For the two-hour journey back up to Manchester Adam barely said a word. And even though his actions were amongst the biggest clichés in the male behavioural lexicon this awareness didn’t help him in the slightest. It didn’t help to know that he was ‘emotionally withdrawing’ from Steph. All that mattered was that the more distance he put between himself and Steph the more secure he felt. And nothing, not Steph, not his conscience, not even love itself was going to get in the way of his mission to be alone.
Reaching home Adam kicked off his shoes, dumped his bags in the hallway and was about to go upstairs when his phone vibrated. A message from Steph: ‘I love you.’ He switched off his phone and without thought or reflection made his way up to his bedroom, closed the curtains, crawled under the duvet and finally allowed himself to be consumed by exhaustion.
‘Because it wasn’t just a small tiff.’
It was late morning.

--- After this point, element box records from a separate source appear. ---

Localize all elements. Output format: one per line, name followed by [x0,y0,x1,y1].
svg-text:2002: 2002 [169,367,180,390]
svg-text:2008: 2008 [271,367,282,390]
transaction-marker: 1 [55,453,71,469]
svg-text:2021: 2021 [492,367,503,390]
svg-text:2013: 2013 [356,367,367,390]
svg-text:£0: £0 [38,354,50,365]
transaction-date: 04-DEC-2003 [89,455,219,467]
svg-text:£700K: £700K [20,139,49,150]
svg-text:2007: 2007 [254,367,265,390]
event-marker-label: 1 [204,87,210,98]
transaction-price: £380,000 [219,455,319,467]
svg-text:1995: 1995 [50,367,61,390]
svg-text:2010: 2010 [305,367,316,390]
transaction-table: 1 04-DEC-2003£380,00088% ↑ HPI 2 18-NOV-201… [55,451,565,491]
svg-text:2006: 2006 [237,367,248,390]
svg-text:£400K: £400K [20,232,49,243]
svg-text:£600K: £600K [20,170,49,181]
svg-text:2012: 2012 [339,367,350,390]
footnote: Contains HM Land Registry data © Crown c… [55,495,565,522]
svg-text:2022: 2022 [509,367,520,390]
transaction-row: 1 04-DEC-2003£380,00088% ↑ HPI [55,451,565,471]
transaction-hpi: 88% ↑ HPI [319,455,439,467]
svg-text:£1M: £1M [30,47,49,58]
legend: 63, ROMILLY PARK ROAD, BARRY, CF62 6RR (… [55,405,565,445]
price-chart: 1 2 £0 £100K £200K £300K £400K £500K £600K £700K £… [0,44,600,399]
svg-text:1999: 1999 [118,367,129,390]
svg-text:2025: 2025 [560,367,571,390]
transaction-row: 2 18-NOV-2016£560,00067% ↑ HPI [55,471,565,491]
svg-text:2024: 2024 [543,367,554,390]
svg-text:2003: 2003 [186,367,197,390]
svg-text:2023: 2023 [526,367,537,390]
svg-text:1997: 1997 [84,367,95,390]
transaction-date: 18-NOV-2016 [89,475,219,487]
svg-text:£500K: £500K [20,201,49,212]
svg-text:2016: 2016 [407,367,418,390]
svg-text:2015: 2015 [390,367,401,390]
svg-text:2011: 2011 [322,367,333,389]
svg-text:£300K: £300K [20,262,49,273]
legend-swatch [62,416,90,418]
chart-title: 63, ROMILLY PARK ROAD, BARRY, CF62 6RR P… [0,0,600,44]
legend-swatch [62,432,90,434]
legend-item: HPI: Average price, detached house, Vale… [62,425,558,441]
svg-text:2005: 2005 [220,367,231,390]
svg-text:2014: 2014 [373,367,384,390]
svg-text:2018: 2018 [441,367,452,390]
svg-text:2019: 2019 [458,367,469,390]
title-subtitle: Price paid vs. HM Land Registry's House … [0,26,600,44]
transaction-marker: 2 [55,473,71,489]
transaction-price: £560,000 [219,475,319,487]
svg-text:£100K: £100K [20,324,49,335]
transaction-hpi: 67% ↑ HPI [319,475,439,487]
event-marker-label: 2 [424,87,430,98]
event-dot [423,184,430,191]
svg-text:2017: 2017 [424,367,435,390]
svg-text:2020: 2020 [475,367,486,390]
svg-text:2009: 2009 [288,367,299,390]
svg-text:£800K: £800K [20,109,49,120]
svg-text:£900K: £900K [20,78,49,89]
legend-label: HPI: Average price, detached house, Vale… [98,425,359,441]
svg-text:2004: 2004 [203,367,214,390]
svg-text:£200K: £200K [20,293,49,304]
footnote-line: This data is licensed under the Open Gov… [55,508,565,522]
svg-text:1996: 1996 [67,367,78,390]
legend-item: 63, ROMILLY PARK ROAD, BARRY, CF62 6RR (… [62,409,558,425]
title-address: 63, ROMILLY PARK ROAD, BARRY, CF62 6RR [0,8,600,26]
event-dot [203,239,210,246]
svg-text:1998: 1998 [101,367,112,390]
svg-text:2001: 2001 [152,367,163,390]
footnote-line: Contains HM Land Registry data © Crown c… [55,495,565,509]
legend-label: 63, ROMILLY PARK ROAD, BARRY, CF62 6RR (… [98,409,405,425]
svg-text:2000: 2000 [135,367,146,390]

Adam had showered and dressed and was heading downstairs for breakfast when his phone rang. His heart immediately began to race. It would be Steph checking to see how he was. If he spoke to her she would know that something other than this thing with his parents was up. She would ask him what was the matter and he would have to stonewall her which would end in a row and then at the height of all the yelling and the accusations and counter-accusations he would finally tell her and it would be all over. Adam shuddered at the thought of it. Steph deserved better than that. Steeling himself not to answer the call he glanced at the screen and breathed a huge sigh of relief. It was Russell, just his stupid, impetuous, kid brother Russell.